En ese momento comenzó el culto al sujeto creador de un orden nuevo, ya fuera un líder o un partido. Lo adoran, escribió Berlin, como si fuera un artista moldeando la realidad con la esperanza de crear la obra de arte perfecta y definitiva. Para esta izquierda el sabio no es quien sabe interpretar la realidad, sino quien marca los objetivos del futuro con el que sueñan. Su inteligencia, en suma, no está basada en la realidad, en la ciencia o la razón, sino en los sentimientos. Y es ahí, en ese imperio de los sentidos, donde marcan su dogma. Es así, decía Berlin, cómo el romanticismo rompe la interpretación de la vida social. Es la manera, concluye, en la que la irracionalidad construye proyectos políticos autoritarios y totalitarios, como el socialista.
Por eso, para esta izquierda el héroe no es el descubridor ni el científico, sino el que expresa sus sentimientos y el que los satisface por «justicia». Sus modelos sociales no son el trabajador o empresario cuyo esfuerzo hace avanzar la sociedad, sino el miembro de un colectivo victimizado que visibiliza sus emociones o desempeña un cargo, o el que los reivindica. No hay más que ver lo que dice la gente de Sumar.
«No se quiere discusión, sino adhesiones inquebrantables al proyecto transformador del progresismo»
Esta es la razón de que se empeñen en legislar fundándose en los sentimientos, no en los hechos.
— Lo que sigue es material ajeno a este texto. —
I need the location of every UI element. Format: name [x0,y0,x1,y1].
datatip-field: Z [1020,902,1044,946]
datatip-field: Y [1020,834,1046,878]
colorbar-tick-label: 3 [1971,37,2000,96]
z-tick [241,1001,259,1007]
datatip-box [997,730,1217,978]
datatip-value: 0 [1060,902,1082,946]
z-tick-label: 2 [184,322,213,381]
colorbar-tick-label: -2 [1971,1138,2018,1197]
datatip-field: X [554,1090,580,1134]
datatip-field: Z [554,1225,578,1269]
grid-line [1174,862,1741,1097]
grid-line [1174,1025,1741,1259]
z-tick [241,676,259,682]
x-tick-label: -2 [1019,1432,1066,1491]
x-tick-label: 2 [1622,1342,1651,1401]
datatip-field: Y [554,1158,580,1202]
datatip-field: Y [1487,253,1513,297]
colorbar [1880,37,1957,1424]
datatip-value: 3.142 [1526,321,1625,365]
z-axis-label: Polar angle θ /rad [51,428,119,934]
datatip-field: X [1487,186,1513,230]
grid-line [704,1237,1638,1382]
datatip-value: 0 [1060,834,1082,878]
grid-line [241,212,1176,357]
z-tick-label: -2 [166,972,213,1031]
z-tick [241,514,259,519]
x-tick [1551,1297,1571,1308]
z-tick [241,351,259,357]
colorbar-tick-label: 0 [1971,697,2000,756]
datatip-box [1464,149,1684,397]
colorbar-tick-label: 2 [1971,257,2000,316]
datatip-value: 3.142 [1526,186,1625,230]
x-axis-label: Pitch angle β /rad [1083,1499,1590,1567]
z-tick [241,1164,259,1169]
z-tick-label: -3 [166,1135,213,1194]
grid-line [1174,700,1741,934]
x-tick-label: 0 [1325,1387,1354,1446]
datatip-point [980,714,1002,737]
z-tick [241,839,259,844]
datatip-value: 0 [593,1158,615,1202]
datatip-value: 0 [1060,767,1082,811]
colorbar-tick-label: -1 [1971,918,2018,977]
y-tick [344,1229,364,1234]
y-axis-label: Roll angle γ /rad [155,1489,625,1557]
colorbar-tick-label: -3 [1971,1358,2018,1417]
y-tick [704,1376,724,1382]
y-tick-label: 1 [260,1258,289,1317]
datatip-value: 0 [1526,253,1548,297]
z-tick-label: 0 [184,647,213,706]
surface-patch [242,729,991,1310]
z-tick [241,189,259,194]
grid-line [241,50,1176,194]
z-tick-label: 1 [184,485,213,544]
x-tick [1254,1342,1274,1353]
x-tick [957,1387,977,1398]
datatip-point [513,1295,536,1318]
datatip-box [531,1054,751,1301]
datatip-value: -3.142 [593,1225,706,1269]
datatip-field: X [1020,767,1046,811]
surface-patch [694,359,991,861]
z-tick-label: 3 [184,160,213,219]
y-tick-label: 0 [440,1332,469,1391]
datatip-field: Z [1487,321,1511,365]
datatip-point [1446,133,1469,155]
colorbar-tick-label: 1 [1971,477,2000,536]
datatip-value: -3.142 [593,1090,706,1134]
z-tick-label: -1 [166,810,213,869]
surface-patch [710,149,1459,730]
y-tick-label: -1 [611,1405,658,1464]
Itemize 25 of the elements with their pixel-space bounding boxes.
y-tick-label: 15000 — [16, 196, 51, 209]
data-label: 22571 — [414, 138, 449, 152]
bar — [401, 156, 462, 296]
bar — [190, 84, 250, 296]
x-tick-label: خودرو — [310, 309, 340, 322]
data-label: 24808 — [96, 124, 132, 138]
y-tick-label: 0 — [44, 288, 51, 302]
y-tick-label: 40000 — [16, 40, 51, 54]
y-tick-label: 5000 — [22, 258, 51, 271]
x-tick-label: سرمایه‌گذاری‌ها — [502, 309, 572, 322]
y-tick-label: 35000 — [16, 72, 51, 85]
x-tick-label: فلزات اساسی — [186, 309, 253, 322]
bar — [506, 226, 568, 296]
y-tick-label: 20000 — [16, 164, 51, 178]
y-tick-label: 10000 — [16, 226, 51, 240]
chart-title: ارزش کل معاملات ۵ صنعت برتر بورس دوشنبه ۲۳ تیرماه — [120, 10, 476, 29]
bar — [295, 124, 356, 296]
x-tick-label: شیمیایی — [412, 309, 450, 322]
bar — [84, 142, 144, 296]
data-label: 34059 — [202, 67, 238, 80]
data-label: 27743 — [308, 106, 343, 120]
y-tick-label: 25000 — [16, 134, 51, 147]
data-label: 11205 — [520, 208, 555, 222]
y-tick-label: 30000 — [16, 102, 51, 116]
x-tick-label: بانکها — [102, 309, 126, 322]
No extraña, por ejemplo, que la ley de amnistía de Pedro Sánchez tenga un argumento sentimental, dudoso, por cierto, como la concordia, y ninguna base jurídica ni constitucional firme. Categorizan la realidad, escribe Berlin, «según la voluntad lo dicta», y no el mundo real. El motivo, cuenta, es que para esos dogmáticos la realidad se construye, no se conoce, y la construcción de lo real es el objetivo del poder. En suma, hablamos de ingeniería social basada en verdades sentimentales que quieren ser indiscutibles.
Por eso el debate es hoy prácticamente imposible, al tiempo que crece la intolerancia y la polarización. No se quiere discusión, sino adhesiones inquebrantables al proyecto transformador del progresismo. La realidad es entendida por estos transformadores, cuenta Berlin, como una estructura ininteligible, compleja, subjetiva, contada con intención de dominación, por lo que se opta por reducirla al relativismo y a la percepción de los sentidos, a las emociones.
Y aquí está la izquierda. En la búsqueda de ese ideal romántico, del reino de la igualdad material, la felicidad del no tendrás nada, y de la virtud como entrega a la comunidad, sacrifican lo que sea, como la libertad, la Constitución, la nación o la monarquía. El mecanismo mental lo cuenta mejor Berlin al final del libro: por ese idea del paraíso terrenal «los seres humanos se han sacrificado a sí mismos, y han sacrificado a otros, mucho más quizá de lo que lo han hecho por ninguna otra causa a lo largo de la historia de la humanidad».